Pharmacological or genetic inhibition of O-GlcNAcylation reverts apoptosis. (A) Quantification of the sub-G₁ peak in HeLa cells treated with SM15 for 24 h with or without 5 mM alloxan. *P < 0.05; **P < 0.01 (- alloxan vs. + alloxan). (B) Immunoblot analysis of the cleaved form of the apoptosis markers PARP and CASP3 in HeLa cells treated with SM15 for 24 h with or without alloxan. (C) Representative cytofluorimetric plots of ANXA5 fluorescence after siCTRL or siOGT RNA transfection in SM15-treated HeLa cells.

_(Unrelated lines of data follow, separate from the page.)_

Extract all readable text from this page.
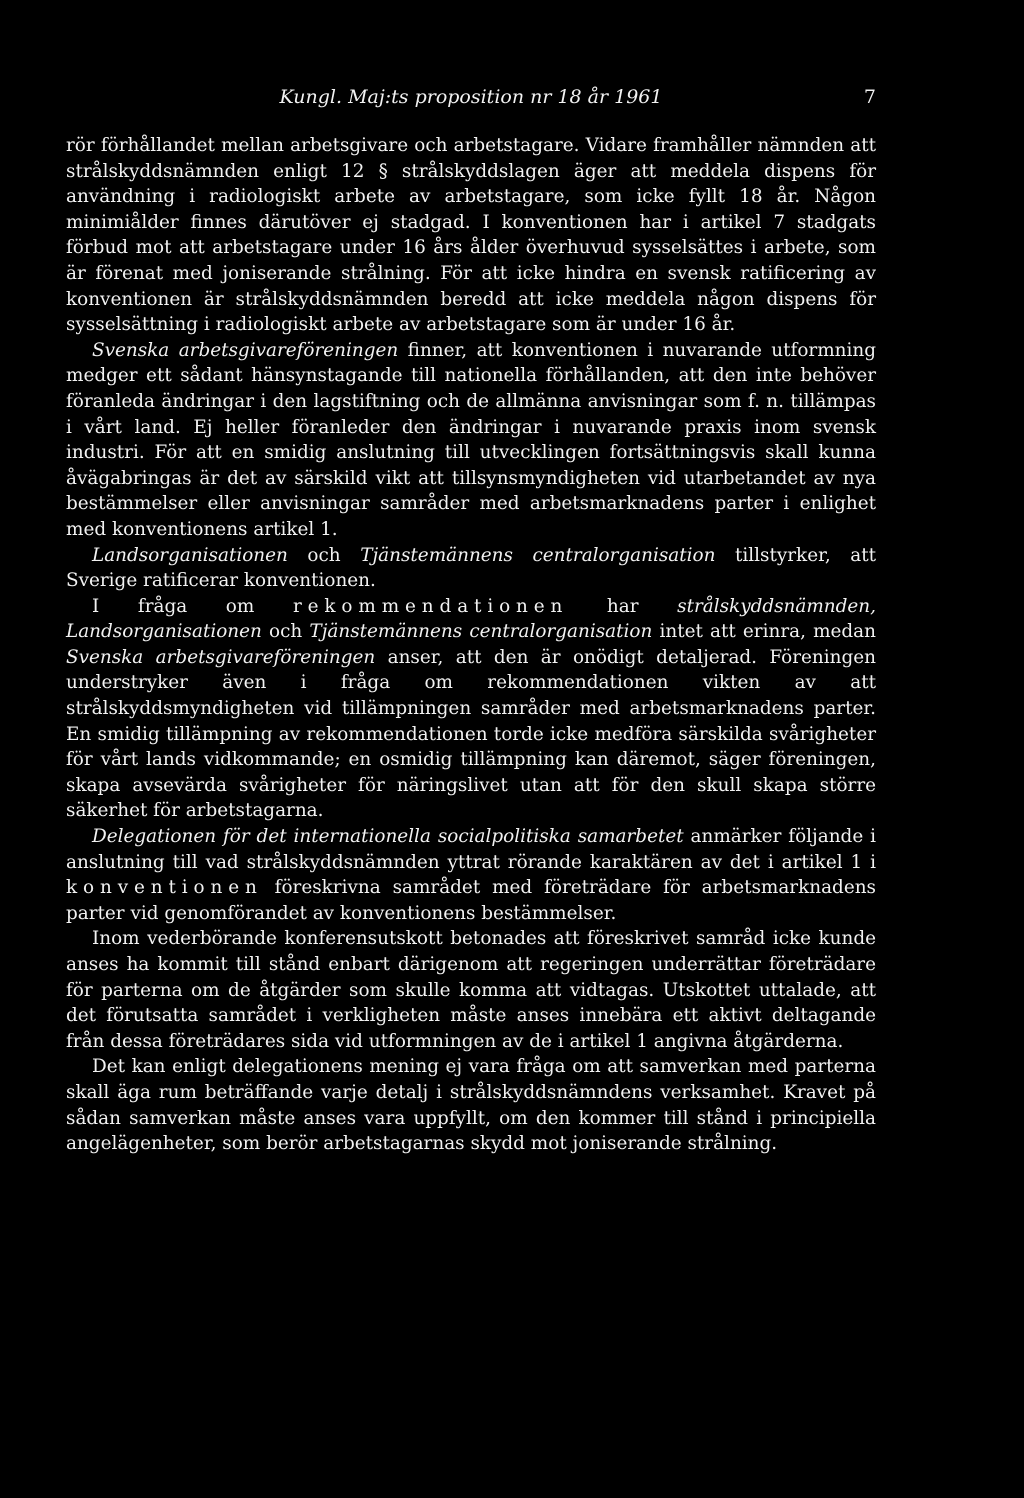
Kungl. Maj:ts proposition nr 18 år 1961	7

rör förhållandet mellan arbetsgivare och arbetstagare. Vidare framhåller nämnden att strålskyddsnämnden enligt 12 § strålskyddslagen äger att meddela dispens för användning i radiologiskt arbete av arbetstagare, som icke fyllt 18 år. Någon minimiålder finnes därutöver ej stadgad. I konventionen har i artikel 7 stadgats förbud mot att arbetstagare under 16 års ålder överhuvud sysselsättes i arbete, som är förenat med joniserande strålning. För att icke hindra en svensk ratificering av konventionen är strålskyddsnämnden beredd att icke meddela någon dispens för sysselsättning i radiologiskt arbete av arbetstagare som är under 16 år.

Svenska arbetsgivareföreningen finner, att konventionen i nuvarande utformning medger ett sådant hänsynstagande till nationella förhållanden, att den inte behöver föranleda ändringar i den lagstiftning och de allmänna anvisningar som f. n. tillämpas i vårt land. Ej heller föranleder den ändringar i nuvarande praxis inom svensk industri. För att en smidig anslutning till utvecklingen fortsättningsvis skall kunna åvägabringas är det av särskild vikt att tillsynsmyndigheten vid utarbetandet av nya bestämmelser eller anvisningar samråder med arbetsmarknadens parter i enlighet med konventionens artikel 1.

Landsorganisationen och Tjänstemännens centralorganisation tillstyrker, att Sverige ratificerar konventionen.

I fråga om rekommendationen har strålskyddsnämnden, Landsorganisationen och Tjänstemännens centralorganisation intet att erinra, medan Svenska arbetsgivareföreningen anser, att den är onödigt detaljerad. Föreningen understryker även i fråga om rekommendationen vikten av att strålskyddsmyndigheten vid tillämpningen samråder med arbetsmarknadens parter. En smidig tillämpning av rekommendationen torde icke medföra särskilda svårigheter för vårt lands vidkommande; en osmidig tillämpning kan däremot, säger föreningen, skapa avsevärda svårigheter för näringslivet utan att för den skull skapa större säkerhet för arbetstagarna.

Delegationen för det internationella socialpolitiska samarbetet anmärker följande i anslutning till vad strålskyddsnämnden yttrat rörande karaktären av det i artikel 1 i konventionen föreskrivna samrådet med företrädare för arbetsmarknadens parter vid genomförandet av konventionens bestämmelser.

Inom vederbörande konferensutskott betonades att föreskrivet samråd icke kunde anses ha kommit till stånd enbart därigenom att regeringen underrättar företrädare för parterna om de åtgärder som skulle komma att vidtagas. Utskottet uttalade, att det förutsatta samrådet i verkligheten måste anses innebära ett aktivt deltagande från dessa företrädares sida vid utformningen av de i artikel 1 angivna åtgärderna.

Det kan enligt delegationens mening ej vara fråga om att samverkan med parterna skall äga rum beträffande varje detalj i strålskyddsnämndens verksamhet. Kravet på sådan samverkan måste anses vara uppfyllt, om den kommer till stånd i principiella angelägenheter, som berör arbetstagarnas skydd mot joniserande strålning.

Boxed areas represent ANXA5-positive cells. (D) Quantification of ANXA5-positive cells after siCTRL or siOGT RNA transfection and treatment with SM15 for 24 h. **P < 0.01 (siCTRL vs. siOGT). (E) Representative cytofluorimetric plots of ANXA5 fluorescence after SNAP29-WT or SNAP29-QM expression in SM15-treated HeLa cells. Boxed areas represent ANXA5-positive cells. (F) Quantification of ANXA5-positive cells after SNAP29-WT or SNAP29-QM expression and treatment with SM15 for 24 h. ***P < 0.001 (SNAP29-WT vs. SNAP29-QM).

Figure 9.

SNAP29 O-GlcNAcylation promotes ROS-mediated cell death. (A) Representative cytofluorimetric plots of DHE fluorescence in HT1080 treated with SM15 for different incubation times or treated with the ROS producer H₂O₂ (5 mM) for 30 min. (B) Quantification of DHE-positive HT1080 cells treated as in (A). *P < 0.05 (6 h vs. 24 h). (C) Quantification of DHE-positive HeLa cells treated with SM15 for 24 h with or without 5 mM alloxan. ***P < 0.001 (- alloxan vs. + alloxan). (D) Representative cytofluorimetric plots of ANXA5 fluorescence in SNAP29-WT or SNAP29-QM expressing HeLa cells. Cells were treated with SM15 for the last 24 h of the expression time, NAC was added 30 min before SM15. Boxed areas represent ANXA5-positive cells. (E) Quantification of ANXA5-positive cells treated as in (D). **P < 0.01 (SNAP29-WT vs. SNAP29-QM).